After Mr Byers shared the fake letter on Twitter, he received several replies from Essex to Bedfordshire principals, elsewhere in England, saying he had received the same.
One such school leader called it “outrageous”. Another said she had received six in one day, adding: “How dare these people use the noble NHS logo for their campaigns.”
Julie McCulloch of the Association of School and College Leaders (ASCL) urged the people behind the fake consent forms to stop sending them out.
“The circulation of fake consent forms is widely unhelpful and can only serve to create confusion,” she said.
“Everyone in the school system is already working under enormous pressure on multiple fronts.
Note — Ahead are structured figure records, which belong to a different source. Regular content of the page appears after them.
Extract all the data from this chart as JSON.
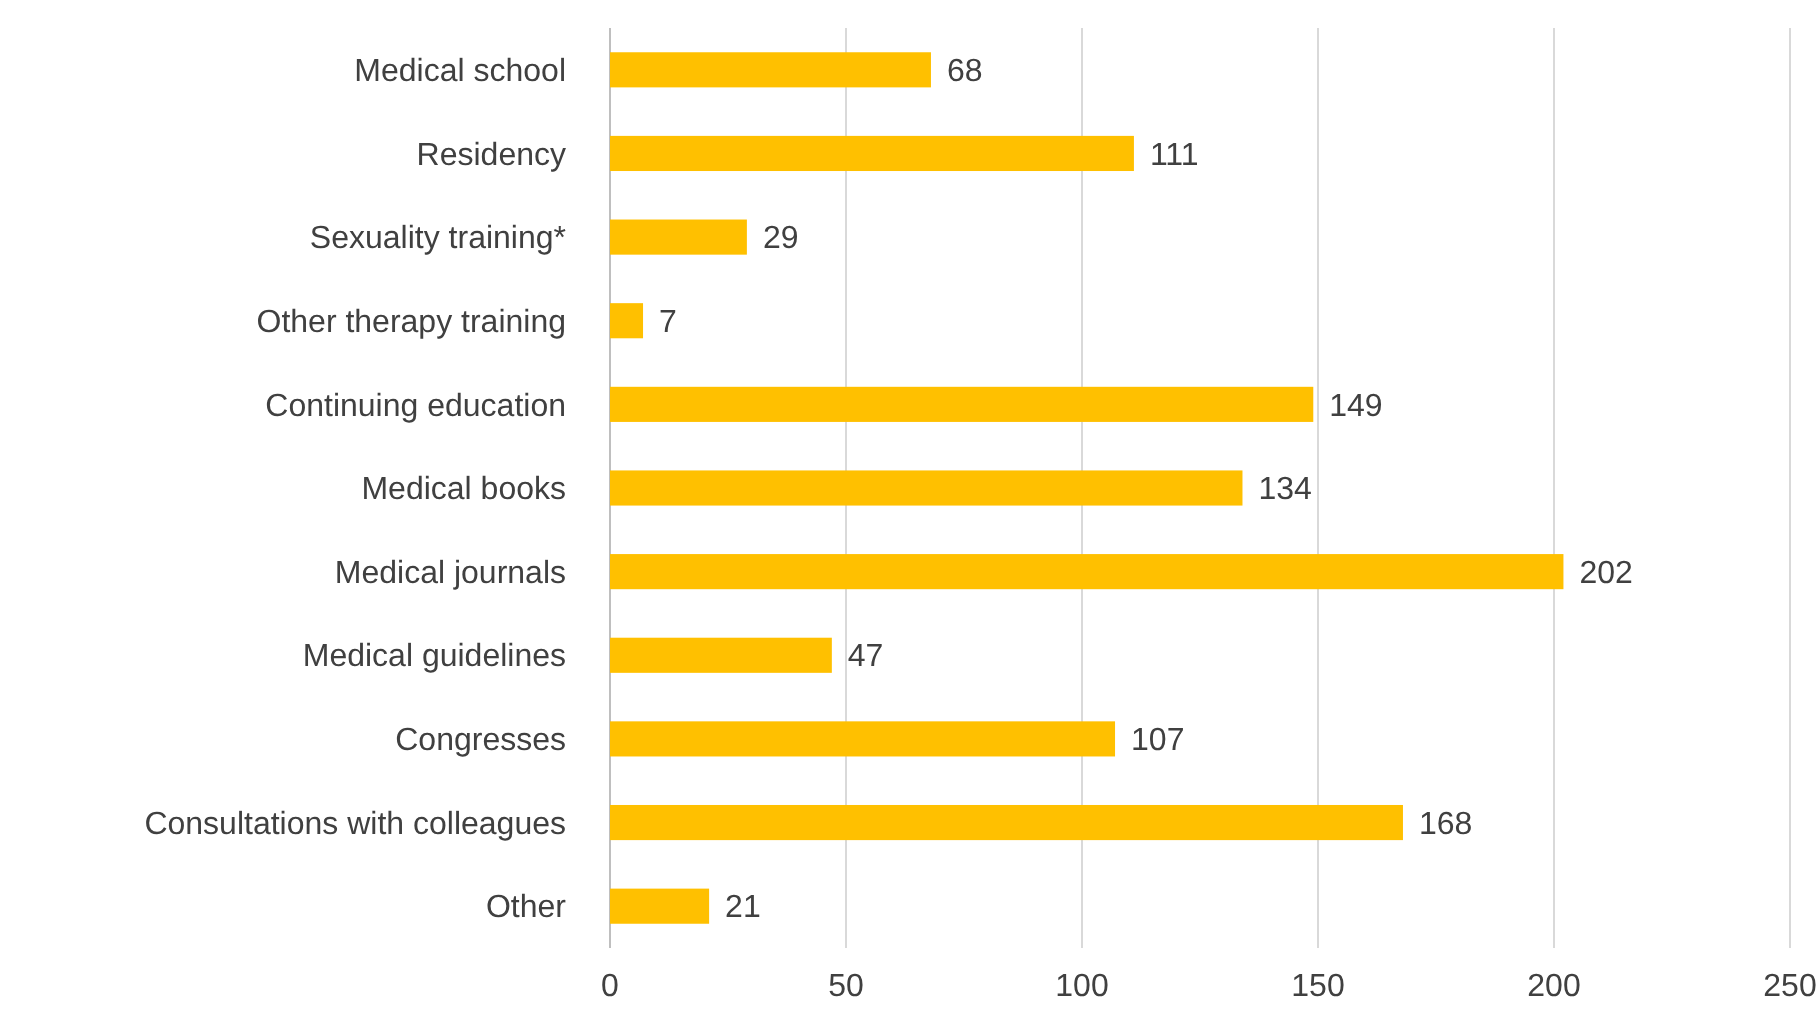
{
  "chart_data": {
    "type": "bar",
    "orientation": "horizontal",
    "categories": [
      "Medical school",
      "Residency",
      "Sexuality training*",
      "Other therapy training",
      "Continuing education",
      "Medical books",
      "Medical journals",
      "Medical guidelines",
      "Congresses",
      "Consultations with colleagues",
      "Other"
    ],
    "values": [
      68,
      111,
      29,
      7,
      149,
      134,
      202,
      47,
      107,
      168,
      21
    ],
    "color": "#ffc000",
    "xlim": [
      0,
      250
    ],
    "xticks": [
      0,
      50,
      100,
      150,
      200,
      250
    ],
    "grid": "x",
    "data_labels": true
  }
}
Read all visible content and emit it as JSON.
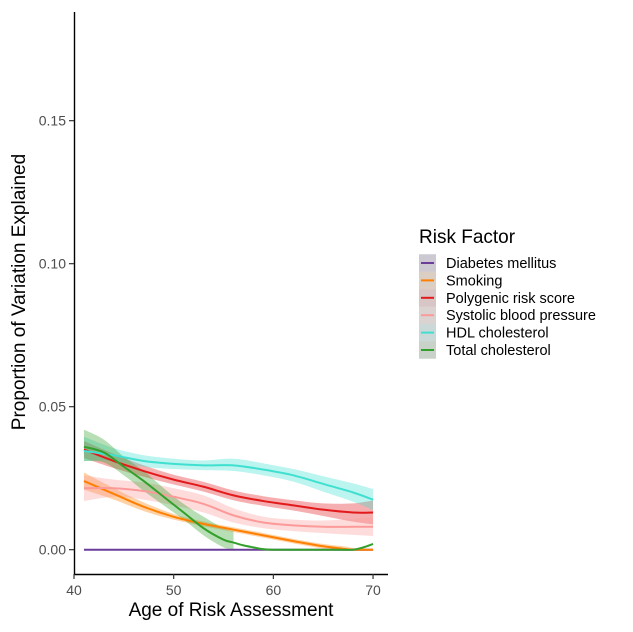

One of these pressures is the fact that a large number of students have caught COVID and are absent from school – this is what the vaccination program is designed to address.
Earlier in September, the UK Health Protection Agency (UKHSA) said it was aware that some schools were receiving campaign letters and emails with “misinformation” about the vaccine programme, by ministers aged 12 to 15. Age children are allowed to jab for the first time.
Education Secretary Nadim Jahvi reiterated on Monday that vaccination was not mandatory and it was his personal choice, but criticized those who abused and threatened school staff.
A Department of Health and Social Care spokesperson said: “Misinformation about vaccines is dangerous and costs lives.
“We are continuing to do everything we can, working with local authorities and our NHS, to counter the spread of untruths with public information based on science and facts.”
He continued: “The unprecedented vaccine rollout has built a wall of defense across the country, saving more than 123,100 lives and preventing more than 230,000 hospitalizations.”